It’s me, Annie. I decided to start writing to you like this. I often forget and neglect you and think about you at random times. Most often it is before I go to bed and I fall asleep quickly thinking of things I have on my mind. Or I think about you when I have tried to find answers elsewhere and have failed. I figured this might be a neat way to stay in touch. I am already on my computer more than is healthy, but now I can put it to good use. You already know I am very bad at confrontation and I end up feeling guilty. I like to write notes so I figured I could write you love notes. Notes filled with love, worries, prayers, guilt, anger, tears, dreams, etc. I pray that this will work.
I’m starting to worry I’m running out of time to figure you out. You already have me figured out and I am so lost just mentioning your name. Who am I and what do I believe? I know you are my God and that you are the King but what does that entail. Where should I worship you? What are the rules? I have been surrounded by great people this summer who have influenced me well, I hope this will give me strength to search for answers.

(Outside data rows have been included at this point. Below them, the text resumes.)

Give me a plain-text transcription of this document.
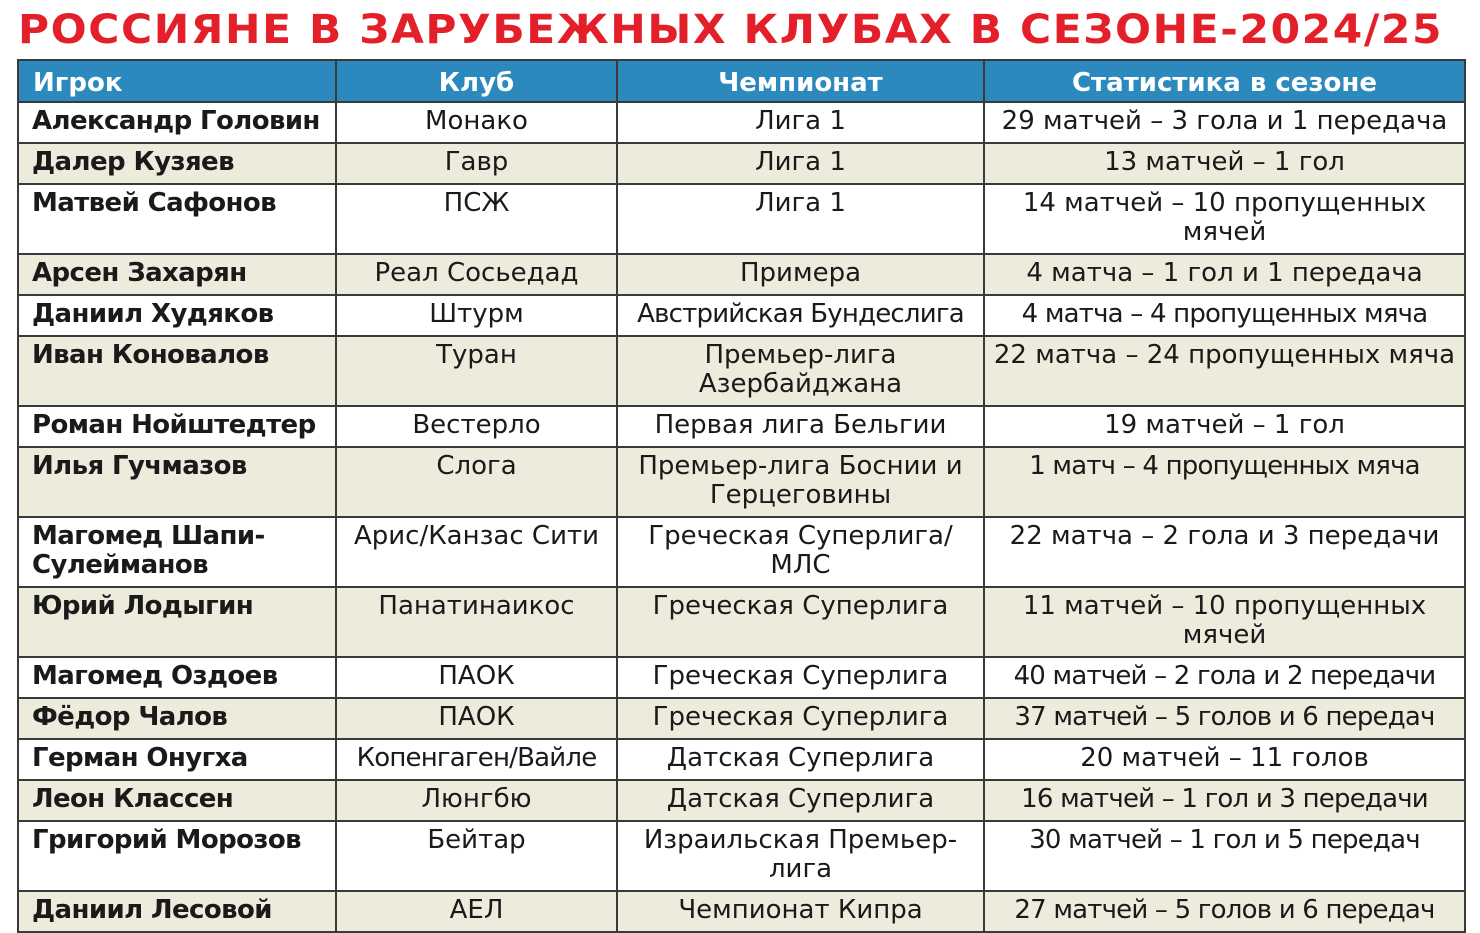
РОССИЯНЕ В ЗАРУБЕЖНЫХ КЛУБАХ В СЕЗОНЕ-2024/25
Игрок	Клуб	Чемпионат	Статистика в сезоне
Александр Головин	Монако	Лига 1	29 матчей – 3 гола и 1 передача
Далер Кузяев	Гавр	Лига 1	13 матчей – 1 гол
Матвей Сафонов	ПСЖ	Лига 1	14 матчей – 10 пропущенных мячей
Арсен Захарян	Реал Сосьедад	Примера	4 матча – 1 гол и 1 передача
Даниил Худяков	Штурм	Австрийская Бундеслига	4 матча – 4 пропущенных мяча
Иван Коновалов	Туран	Премьер-лига Азербайджана	22 матча – 24 пропущенных мяча
Роман Нойштедтер	Вестерло	Первая лига Бельгии	19 матчей – 1 гол
Илья Гучмазов	Слога	Премьер-лига Боснии и Герцеговины	1 матч – 4 пропущенных мяча
Магомед Шапи-Сулейманов	Арис/Канзас Сити	Греческая Суперлига/МЛС	22 матча – 2 гола и 3 передачи
Юрий Лодыгин	Панатинаикос	Греческая Суперлига	11 матчей – 10 пропущенных мячей
Магомед Оздоев	ПАОК	Греческая Суперлига	40 матчей – 2 гола и 2 передачи
Фёдор Чалов	ПАОК	Греческая Суперлига	37 матчей – 5 голов и 6 передач
Герман Онугха	Копенгаген/Вайле	Датская Суперлига	20 матчей – 11 голов
Леон Классен	Люнгбю	Датская Суперлига	16 матчей – 1 гол и 3 передачи
Григорий Морозов	Бейтар	Израильская Премьер-лига	30 матчей – 1 гол и 5 передач
Даниил Лесовой	АЕЛ	Чемпионат Кипра	27 матчей – 5 голов и 6 передач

My favorite bible verse came on the daily bible verse text messages the other day. Philippians 4:6 “Do not worry about anything. Instead pray about everything. Ask God what you need and thank him for all he has done” So here I am God. I am here to pray to ask you for guidance.
I am so insecure about my body Lord. I know you made me a certain way and love me regardless of how I look on the outside. Help me accept that outward appearances aren’t everything. Show me how to love myself. I know that when I love you with all my heart, I will love myself more.

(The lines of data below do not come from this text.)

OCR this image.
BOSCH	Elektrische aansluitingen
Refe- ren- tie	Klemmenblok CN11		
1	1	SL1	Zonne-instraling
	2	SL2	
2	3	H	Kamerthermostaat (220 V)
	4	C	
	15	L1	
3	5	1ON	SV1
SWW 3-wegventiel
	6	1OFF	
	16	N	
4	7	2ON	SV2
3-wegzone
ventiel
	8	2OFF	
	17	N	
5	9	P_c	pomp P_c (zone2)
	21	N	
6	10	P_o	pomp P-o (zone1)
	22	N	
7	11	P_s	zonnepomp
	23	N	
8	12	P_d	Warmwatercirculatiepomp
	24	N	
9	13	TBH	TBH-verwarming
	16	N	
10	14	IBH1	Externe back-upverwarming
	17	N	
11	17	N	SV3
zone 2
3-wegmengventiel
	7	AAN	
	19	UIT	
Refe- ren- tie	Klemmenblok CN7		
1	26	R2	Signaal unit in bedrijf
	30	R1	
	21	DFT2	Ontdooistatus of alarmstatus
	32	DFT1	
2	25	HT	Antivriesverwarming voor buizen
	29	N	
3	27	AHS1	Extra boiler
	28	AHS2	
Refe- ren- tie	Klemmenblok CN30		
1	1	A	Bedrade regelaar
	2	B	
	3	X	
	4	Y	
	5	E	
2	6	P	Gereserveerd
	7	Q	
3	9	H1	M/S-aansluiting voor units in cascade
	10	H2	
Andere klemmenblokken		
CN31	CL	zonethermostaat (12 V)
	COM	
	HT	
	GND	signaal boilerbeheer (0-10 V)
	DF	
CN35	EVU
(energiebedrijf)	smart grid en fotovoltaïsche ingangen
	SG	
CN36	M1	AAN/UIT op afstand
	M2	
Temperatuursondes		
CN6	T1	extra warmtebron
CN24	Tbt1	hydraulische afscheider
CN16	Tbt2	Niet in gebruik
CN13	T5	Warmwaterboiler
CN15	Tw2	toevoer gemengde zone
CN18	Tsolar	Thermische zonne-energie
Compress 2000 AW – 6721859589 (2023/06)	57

I need to work on caring for others. I feel like I need to bring others down to build myself up. Or like Evan mentioned the other night, I beg for attention in all the wrong reasons. I want the real genuine Annie to shine through. Please let me be strong on my ability to say no to boys. I do not want to be walked on. I am a strong girl. I deserve to be treated right. I don’t need to give anything to anyone that I do not want to.
Please let me focus on taking your words to heart. I have been blessed this summer with amble opportunies to grow in your word. Let me not be ashamed of these chances and grab them with open arms. I love you. I’ll write soon.